El campo que rodea las ciudades, es un
espejismo, es campo en efecto pero los seres infectos que habitan en las
ciudades no lo respetan y convierten el paisaje en una suerte de selva tóxica,
me senté en una vieja lavadora oxidada a orillas de un riachuelo y bebí el agua
que por él corría, agua fresca y probablemente contaminada o por lo menos eso
hacían entender los espumarajos que flotaban en ella, en fin, bebí y continué
el camino a ninguna parte. ¿A ninguna parte? Eso pensaba cuando encontré un
sendero arbolado, se oían pajaritos y el sol de la mañana atravesaba las hojas
tiernas de los árboles reflejándose en el suelo como el vitral de una iglesia.
Reconozco que debí parecer una especie de
hombre de la selva, con la cabeza enroscada con un paño empapado en éter y
aferrado a la garrafa, pero me asusté, salieron de la nada, como bandoleros o
asaltadores de caminos, que viene a ser lo mismo, pero bueno. Me miraron con
ojos curiosos, alargando las manos hacía mí. Vestían túnicas blancas y lucían
largas barbas y largos cabellos. Joder daban miedo, mucho miedo.
—Dipsómanooooooooooo —dijeron mientras me
rodeaban.
—¡Se dice borracho gilipollas! —Dije mientras
intentaba defenderme a garrafazo limpio, pero evidentemente, tenían varias
ventajas, la primera que a pesar de parecer zombis con túnica me superaban en
número, evidentemente y la segunda y no por eso menos importante, yo le había
dado sin reparos al licor de Hoffman durante toda mi travesía y apenas me
sostenía en pie.
Así que como Gulliver atrapado por los enanos,
me ataron y me llevaron a lo que ellos llamaban la catedral. Por suerte había
sido previsor y los efectos del éter me durarían por lo menos cinco horas más,
y por la virgen de los sicarios que duraron esas horas.
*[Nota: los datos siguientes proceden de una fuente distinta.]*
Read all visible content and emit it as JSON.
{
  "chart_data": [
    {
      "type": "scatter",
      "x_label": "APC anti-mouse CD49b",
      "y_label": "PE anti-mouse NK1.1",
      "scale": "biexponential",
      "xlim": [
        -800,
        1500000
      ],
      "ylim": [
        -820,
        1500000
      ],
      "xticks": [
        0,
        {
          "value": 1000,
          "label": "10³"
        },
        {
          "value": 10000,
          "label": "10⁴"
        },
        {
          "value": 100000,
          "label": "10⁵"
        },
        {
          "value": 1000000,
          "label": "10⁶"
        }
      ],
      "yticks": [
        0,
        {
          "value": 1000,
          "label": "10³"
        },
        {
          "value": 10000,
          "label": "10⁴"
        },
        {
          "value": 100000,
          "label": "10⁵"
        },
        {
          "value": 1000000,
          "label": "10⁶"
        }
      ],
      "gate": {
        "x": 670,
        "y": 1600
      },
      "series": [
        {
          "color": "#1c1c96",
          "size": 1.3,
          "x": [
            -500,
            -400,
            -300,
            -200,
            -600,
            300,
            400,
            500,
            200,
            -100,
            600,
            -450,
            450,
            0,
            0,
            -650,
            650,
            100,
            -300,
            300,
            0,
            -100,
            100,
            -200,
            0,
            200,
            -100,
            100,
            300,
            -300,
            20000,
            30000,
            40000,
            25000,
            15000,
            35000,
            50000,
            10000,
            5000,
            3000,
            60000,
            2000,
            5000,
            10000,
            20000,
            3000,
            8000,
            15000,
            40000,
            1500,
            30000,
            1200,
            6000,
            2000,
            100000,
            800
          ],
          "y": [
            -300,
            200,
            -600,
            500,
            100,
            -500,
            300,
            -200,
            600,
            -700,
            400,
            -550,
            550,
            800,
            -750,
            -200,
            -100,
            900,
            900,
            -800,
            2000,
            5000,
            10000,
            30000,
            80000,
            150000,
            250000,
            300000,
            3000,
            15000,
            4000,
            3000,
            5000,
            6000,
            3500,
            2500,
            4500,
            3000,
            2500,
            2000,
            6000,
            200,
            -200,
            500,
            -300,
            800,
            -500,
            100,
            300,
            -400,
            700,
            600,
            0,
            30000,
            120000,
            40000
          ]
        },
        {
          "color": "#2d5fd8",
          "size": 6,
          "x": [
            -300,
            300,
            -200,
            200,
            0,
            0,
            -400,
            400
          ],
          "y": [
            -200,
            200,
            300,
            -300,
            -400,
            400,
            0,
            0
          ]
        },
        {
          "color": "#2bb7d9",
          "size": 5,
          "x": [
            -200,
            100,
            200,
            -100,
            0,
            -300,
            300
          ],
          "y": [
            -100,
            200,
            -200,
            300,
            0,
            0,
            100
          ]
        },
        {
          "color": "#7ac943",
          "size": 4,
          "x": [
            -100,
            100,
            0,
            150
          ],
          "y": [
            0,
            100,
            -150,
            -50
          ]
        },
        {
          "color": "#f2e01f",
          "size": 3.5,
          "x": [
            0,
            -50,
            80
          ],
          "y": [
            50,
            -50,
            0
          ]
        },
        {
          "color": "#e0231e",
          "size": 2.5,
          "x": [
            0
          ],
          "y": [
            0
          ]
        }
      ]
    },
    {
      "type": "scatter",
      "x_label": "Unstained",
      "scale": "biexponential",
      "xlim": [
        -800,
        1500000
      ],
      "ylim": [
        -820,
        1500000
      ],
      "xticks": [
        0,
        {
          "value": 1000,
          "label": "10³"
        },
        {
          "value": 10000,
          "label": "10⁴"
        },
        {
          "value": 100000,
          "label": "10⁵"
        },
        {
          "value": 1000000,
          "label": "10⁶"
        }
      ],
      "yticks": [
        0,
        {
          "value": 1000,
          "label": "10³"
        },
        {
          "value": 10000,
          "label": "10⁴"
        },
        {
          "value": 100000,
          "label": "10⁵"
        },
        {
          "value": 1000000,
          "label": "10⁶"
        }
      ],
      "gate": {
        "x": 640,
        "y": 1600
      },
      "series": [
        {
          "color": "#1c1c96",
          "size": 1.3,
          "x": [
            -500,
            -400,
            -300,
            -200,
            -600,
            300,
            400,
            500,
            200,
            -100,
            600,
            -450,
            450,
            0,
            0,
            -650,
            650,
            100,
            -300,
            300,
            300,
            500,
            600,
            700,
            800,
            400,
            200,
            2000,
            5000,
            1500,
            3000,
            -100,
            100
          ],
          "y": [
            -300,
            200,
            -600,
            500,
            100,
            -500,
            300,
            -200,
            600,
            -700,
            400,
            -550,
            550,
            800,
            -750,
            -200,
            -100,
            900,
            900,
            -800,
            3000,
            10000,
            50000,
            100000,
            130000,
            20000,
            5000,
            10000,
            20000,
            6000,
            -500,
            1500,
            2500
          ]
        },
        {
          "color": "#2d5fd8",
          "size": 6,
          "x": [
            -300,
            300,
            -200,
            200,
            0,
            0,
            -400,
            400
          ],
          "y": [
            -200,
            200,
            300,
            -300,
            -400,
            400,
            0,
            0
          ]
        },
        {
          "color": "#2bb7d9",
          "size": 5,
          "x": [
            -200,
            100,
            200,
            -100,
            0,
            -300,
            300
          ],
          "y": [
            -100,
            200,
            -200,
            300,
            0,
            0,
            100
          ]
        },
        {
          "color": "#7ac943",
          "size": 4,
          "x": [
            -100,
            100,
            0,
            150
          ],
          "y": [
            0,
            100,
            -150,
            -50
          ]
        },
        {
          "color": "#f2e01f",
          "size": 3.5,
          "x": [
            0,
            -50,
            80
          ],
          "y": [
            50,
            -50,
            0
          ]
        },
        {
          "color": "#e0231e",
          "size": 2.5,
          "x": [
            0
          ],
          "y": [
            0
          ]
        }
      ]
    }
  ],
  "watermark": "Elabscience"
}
Todo el mundo y quien diga lo contrario miente
como un bellaco tiene sus enemigos naturales, enemigos que aún ser desconocidos
existen y uno los intuye, los míos son los centros de desintoxicación y los
asistentes sociales, había huido de ellos desde que tenía uso de razón. Y
cuento esto porque sentí el miedo en la nuca, es algo que suele sucederme como
sistema de alerta que falla con regularidad, pero que en ese momento funcionó,
se me erizaron los pelos de la nuca al ver un cartel que ponía CENTRO LAS NUBES
DE SAN CRISTÓBAL. Grité, pataleé e
intenté zafarme de las manos de mis secuestradores, evidentemente en mi mente
sucedía eso, pero en realidad me retorcía como una babosa sin presentar
demasiada resistencia.
Era una sala enorme, llena de gente, más
zombis claro, tipos tocados con harapos blancos, de pómulos picudos y ojos hundidos, era como mirarme en un
extraño espejo, todos esos seres, por llamarlos de alguna forma, eran… adictos.
O ex adictos, aunque parecía que seguían colocados pero me temo que no era
ninguna droga lo que los mantenía tan alelados.
Se escuchó una voz y un balido.
—Has venido hasta mí por tu propio pie —y un
balido— nosotros sólo te hemos guiado hasta el lugar que te pertenece…
—¡Y una mierda como un sombrero de un picador!
—Alcancé a decir ante el asombro de todos.
—¡Silencio! ¡Está hablando el maestro! —dijo
uno de los zombis mientras sonaba un balido.
—Deberás aprender a respetar el silencio y la
palabra. Pero somos misericordiosos y sabemos que tu cerebro está embotado, está
intoxicado, con la ayuda del todopoderoso y de su enviada Blanquita —y un
balido— saldrás de las tinieblas. ¡Yo soy el maestro y ella es Blanquita!